Although more automation is increasingly available to identify static errors and offer upgrade recommendations, dynamic dynamic platforms such as Java can load new code at runtime, which is an alternative way for bad actors to still run their malicious code. This is of particular interest due to heightened complexity. Of course, strategies such as organizational policy and monitoring are helpful, but we may focus in particular on dynamic analysis through a safe environment called a sandbox.
Relevance
From a DevOps perspective, we should be motivated find a way to automate as much as we can when it comes to open source dependency management, so that we can minimize the vulnerabilities possible.
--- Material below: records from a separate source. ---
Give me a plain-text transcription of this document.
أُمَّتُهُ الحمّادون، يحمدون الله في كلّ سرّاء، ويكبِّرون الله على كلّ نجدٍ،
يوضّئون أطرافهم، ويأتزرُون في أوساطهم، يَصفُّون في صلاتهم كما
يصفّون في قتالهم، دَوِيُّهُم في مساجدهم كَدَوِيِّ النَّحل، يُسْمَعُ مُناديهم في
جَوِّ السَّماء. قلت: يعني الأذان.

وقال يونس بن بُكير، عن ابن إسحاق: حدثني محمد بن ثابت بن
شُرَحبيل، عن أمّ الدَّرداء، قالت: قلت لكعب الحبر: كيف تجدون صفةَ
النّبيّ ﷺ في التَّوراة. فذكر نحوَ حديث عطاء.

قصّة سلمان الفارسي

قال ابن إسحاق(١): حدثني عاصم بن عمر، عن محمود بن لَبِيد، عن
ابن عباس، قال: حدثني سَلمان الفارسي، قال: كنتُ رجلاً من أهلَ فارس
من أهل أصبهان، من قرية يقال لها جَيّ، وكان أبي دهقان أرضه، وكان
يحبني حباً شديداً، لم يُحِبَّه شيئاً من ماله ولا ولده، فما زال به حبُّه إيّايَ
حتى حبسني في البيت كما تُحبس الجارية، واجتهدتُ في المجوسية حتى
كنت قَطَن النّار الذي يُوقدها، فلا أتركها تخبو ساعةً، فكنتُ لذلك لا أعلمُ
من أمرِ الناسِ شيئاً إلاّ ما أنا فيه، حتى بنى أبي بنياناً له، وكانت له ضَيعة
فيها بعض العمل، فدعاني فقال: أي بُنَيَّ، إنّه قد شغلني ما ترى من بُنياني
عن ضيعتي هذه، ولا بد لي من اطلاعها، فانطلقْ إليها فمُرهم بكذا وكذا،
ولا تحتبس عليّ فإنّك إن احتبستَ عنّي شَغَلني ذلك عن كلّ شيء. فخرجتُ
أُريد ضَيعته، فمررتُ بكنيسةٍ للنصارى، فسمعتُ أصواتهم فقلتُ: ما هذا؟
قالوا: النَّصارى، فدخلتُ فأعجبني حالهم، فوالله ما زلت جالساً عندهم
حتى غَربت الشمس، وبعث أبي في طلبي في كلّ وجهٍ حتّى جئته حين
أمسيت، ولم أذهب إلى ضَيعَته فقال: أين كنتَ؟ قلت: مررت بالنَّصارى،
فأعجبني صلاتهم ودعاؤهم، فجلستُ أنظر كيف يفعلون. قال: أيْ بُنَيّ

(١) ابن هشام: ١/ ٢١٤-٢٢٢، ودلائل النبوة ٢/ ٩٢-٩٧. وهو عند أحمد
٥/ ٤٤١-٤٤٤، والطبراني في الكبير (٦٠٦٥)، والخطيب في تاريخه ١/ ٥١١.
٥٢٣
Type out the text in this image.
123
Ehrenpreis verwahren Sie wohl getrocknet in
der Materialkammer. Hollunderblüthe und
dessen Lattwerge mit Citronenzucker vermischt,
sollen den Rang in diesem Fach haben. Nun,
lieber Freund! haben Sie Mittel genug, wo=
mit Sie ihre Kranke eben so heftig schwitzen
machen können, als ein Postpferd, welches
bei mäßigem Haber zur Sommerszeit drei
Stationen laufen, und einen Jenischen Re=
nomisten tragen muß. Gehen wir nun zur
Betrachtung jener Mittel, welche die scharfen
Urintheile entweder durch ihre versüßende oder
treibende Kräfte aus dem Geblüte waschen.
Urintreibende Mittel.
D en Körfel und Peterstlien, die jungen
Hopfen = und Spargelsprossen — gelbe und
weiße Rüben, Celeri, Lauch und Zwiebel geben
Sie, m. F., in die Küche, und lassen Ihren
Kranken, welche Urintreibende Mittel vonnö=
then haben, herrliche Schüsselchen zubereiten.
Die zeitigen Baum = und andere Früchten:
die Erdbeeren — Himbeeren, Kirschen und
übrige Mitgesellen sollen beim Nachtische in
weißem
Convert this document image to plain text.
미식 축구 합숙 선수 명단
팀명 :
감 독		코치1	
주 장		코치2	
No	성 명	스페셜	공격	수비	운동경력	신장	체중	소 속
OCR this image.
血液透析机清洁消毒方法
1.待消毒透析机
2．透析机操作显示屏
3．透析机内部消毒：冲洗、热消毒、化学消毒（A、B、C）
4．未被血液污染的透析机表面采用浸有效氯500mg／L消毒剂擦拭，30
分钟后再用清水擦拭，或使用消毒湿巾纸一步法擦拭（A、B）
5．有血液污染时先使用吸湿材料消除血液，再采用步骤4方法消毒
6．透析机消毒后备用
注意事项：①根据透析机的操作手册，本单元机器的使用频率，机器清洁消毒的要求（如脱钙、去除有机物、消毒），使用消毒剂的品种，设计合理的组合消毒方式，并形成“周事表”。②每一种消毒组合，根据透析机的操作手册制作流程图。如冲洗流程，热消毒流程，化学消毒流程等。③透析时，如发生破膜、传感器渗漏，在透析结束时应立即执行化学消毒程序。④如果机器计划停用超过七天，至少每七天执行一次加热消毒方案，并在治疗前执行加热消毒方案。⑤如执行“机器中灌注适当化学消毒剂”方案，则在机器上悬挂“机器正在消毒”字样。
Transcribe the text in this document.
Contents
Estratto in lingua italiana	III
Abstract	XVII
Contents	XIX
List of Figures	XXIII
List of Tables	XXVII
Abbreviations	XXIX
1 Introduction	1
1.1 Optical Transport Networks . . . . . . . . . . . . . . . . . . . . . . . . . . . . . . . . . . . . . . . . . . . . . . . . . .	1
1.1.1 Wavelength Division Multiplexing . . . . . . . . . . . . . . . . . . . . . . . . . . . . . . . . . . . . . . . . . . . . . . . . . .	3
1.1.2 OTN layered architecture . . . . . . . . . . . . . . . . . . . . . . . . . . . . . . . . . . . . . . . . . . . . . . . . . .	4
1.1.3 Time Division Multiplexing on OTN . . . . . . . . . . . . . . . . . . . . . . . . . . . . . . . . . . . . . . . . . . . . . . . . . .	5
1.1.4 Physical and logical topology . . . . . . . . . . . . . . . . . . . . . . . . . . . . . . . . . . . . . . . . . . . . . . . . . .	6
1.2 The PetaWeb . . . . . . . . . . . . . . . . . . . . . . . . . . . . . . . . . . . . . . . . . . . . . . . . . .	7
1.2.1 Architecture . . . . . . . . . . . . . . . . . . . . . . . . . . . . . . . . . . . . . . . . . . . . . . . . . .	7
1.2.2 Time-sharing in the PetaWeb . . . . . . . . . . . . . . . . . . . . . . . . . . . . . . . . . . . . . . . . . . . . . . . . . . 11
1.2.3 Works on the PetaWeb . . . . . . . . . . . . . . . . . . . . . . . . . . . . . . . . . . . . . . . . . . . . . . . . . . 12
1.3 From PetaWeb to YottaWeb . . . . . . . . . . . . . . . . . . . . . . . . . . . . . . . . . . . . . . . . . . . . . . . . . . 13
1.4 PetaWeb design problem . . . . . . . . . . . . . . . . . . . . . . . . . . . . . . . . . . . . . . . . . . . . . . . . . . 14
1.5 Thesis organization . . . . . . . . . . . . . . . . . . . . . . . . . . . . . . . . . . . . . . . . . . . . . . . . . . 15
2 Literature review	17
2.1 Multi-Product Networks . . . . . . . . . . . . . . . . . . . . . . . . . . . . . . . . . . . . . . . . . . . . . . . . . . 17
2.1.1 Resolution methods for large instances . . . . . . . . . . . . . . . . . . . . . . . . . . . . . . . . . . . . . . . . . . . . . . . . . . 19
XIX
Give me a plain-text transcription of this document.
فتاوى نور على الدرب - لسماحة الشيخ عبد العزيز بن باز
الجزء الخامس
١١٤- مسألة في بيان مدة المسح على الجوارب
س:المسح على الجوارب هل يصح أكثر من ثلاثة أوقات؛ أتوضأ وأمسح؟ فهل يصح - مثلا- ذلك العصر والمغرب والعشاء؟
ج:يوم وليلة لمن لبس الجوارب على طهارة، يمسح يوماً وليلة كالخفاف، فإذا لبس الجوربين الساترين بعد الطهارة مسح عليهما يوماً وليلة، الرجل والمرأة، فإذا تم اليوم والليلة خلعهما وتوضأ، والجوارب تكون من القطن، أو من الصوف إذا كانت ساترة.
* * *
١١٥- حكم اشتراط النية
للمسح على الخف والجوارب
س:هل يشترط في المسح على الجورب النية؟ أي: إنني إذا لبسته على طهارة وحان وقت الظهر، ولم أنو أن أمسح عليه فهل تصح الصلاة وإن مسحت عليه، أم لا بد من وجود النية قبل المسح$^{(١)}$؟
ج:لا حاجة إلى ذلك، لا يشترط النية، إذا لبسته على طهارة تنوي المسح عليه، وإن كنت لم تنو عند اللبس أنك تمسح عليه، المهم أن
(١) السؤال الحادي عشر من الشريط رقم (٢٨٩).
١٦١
It is important to both be aware of what is vulnerable and address, so tooling and a culture of (automatically) examining and documenting open source work used in projects and pipelines is key.
For example, a DevOps teams may opt to configure their VMSS via an image derived from the Github Actions public repository, which can be updated by anyone, anytime. Now the team would need to monitor both the pipelines they have configured and the VMSS agents that act on those pipelines, creating multiple layers of dependencies present. A project may not use all of the packages that such public images (such as the ones via Github Actions) include, as they are naturally not tailored to a particular project. This introduces vulnerability in the sense that there are unused dependencies that may always potentially become a risk in the future. In turn, the tackling of bloat is a key measure in reducing dynamic risk, as there are less variables at play.
Finally, all of these recommendations augment a clean and clear environment to do dynamic testing. A tool of particular interest is Veracode Dynamic Analysis, a Dynamic Application Security Testing (DAST) solution for web applications. In addition, Eclipse Steady can examine compiled Java code and report vulnerabilities by examining "fix-commits".
Overall, the tooling we planning to use and we approach all of this ties into the active culture of DevSecOps.